Editorial, Opinion

Big tech should care about its employees | EDITORIAL

This past week has witnessed some of the biggest layoffs in recent tech history, with companies such as Meta and Twitter at the forefront of the slim down process. Meta fired 11,000 employees, Twitter following with a comparable 3,200 — which translates to half its staff. 

Meta employees who’d spent their entire careers slaving away at laptops — trapped in golden prisons that promised warm towels and free snacks in exchange for 70 hour work weeks — received the news in the form of a Zoom send off from the Zuck himself. This strategy is somewhat nicer than Twitter’s version of the fatal ‘break up text’ — removing employees’ ability to access their company laptop and letting them figure the rest out for themselves. 

The field’s forever increasing linear growth posits this mass downscaling as an inevitable result. However, while layoffs are allegedly a product of overhiring and general debts that are in need of repayment, other methods could’ve objectively been explored before casually upending the lives of thousands. 

Abruptly unleashing thousands of experienced tech experts into the workforce mirrors a similar result of the 2008 recession, in which corporations of all kinds were forced to layoff employees. This resulted in 40-something-year olds applying to jobs that were meant for recent college grads. 

The job hunt suddenly became a Sisyphean task for naïve industry hopefuls whose two years of student government couldn’t compare to 20 at IBM. 

Soon to be graduates who dreamed of sipping cucumber water as their fingers coded away under the glowing blue light of the Facebook insignia now may find themselves in the same position — a blow even harder when your main career incentive was job security and solid pay. 

Haley Alvarez-Lauto | Senior Graphic Artist

Though the young may struggle, this is nothing compared to the possible hardship which besets the fallen employees themselves. While experience is appreciated there are only so many jobs on the market — and many companies may prefer their new meat to be fresh, not seasoned.  

Meta at least is offering a substantial severance package of 16 weeks full pay and 6 months of health insurance, but this assumes money is the only immediate problem. Employees who are here on visas face possible deportation if they are not able to find a new job within 60 days of termination. 

Beyond employees, Twitter and Facebook themselves will be negatively affected by the lack of skilled experts to monitor and upkeep content. 

The lack of staff — especially in the case of Twitter where a significant amount of the communications team was laid off — will be directly felt in the lack of regulation regarding misinformation. 

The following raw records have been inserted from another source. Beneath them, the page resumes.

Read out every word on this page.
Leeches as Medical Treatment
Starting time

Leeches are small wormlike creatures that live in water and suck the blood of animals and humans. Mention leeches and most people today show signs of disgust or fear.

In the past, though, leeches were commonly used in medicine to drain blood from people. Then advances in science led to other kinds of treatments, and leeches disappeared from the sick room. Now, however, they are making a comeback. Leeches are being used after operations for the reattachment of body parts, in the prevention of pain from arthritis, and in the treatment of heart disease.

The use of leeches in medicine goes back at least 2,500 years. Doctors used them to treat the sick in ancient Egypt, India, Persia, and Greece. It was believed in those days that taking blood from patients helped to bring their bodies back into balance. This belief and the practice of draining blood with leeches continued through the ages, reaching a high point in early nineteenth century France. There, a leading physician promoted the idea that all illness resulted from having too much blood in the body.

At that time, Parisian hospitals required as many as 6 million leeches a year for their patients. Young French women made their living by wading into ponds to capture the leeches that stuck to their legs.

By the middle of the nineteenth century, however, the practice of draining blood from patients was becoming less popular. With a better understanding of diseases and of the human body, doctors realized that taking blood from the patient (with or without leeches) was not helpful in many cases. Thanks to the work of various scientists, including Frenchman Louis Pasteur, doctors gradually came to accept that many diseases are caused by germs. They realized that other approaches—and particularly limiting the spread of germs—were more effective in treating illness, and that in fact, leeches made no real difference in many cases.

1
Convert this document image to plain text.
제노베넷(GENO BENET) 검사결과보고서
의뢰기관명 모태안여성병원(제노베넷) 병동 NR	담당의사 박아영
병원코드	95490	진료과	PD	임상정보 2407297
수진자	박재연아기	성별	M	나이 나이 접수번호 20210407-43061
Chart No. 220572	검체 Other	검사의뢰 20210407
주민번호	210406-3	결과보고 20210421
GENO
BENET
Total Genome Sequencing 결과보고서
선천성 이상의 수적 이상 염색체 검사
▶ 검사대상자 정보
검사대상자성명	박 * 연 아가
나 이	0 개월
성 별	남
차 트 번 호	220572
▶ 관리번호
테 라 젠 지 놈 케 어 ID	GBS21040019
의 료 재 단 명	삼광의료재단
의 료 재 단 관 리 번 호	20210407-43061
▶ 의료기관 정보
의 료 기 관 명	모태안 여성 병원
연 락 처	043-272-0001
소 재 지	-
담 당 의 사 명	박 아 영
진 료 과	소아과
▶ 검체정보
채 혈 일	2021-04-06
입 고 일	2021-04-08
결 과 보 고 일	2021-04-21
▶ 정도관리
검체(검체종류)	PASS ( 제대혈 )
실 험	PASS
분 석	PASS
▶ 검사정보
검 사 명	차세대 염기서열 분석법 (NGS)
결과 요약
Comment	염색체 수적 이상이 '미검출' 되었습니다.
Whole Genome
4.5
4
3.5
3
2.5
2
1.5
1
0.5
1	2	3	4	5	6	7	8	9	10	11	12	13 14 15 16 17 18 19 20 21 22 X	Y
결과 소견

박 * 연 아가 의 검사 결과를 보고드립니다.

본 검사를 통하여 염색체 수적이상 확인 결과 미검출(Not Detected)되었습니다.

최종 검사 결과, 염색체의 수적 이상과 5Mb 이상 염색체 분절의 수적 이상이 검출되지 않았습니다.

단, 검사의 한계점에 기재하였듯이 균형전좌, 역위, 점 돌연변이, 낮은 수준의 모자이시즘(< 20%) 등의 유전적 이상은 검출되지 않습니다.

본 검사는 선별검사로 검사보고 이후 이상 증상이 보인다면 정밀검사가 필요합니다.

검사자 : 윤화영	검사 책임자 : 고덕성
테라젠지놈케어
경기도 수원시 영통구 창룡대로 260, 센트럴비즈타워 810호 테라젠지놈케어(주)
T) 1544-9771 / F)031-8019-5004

Twitter has seemingly been the most vigilant when it comes to fact checking statements and offering additional context for posts that cut out essential information. With a decrease in the individuals who were most likely facilitating such initiatives, it’s hard to see the company’s new CEO Elon Musk committing himself to similar principles.

For the million and one reasons these layoffs should’ve undergone more consideration, one may argue the obvious rebuttal — the companies don’t have enough to sustain as many employees as they had, and therefore they did what was necessary to stay afloat. 

This is fair in some regards, seeing as Facebook is $10 billion in debt, but financial troubles act as a convenient front for more sinister grounds. 

Meta’s leap into virtual reality has seen the company spend $36 billion, a hole that seems impossible to get out of, especially when considering their new VR model costs a whopping $1500 — way more than any reasonable person is gonna spend for live action Mario Kart. 

The downsizing therefore also acts as an aesthetic measure for investors, demonstrating the company’s return to its startup roots and encouraging innovation spawned from a smaller budget and staff (a.k.a, making sure they come up with something more interesting than live action Mario Kart so Zuckerberg makes money.) 

And while Musk alleged that Twitter had too many employees and sought to cut labor costs to make up for its debt — this gap could’ve been patched in a myriad of ways. It seems Musk barely sought out any avenues besides mass layoffs considering he actually reneged on several original firings, asking back employees who were ‘accidentally’ let go. 

Tech alleges to care about its employees — providing free services like workplace gyms, meals and even offering on-site health clinics. In truth, these perks only seek to make work a person’s entire world, before harshly ripping it from their hands when the profit of their labor befalls the debt of their wage.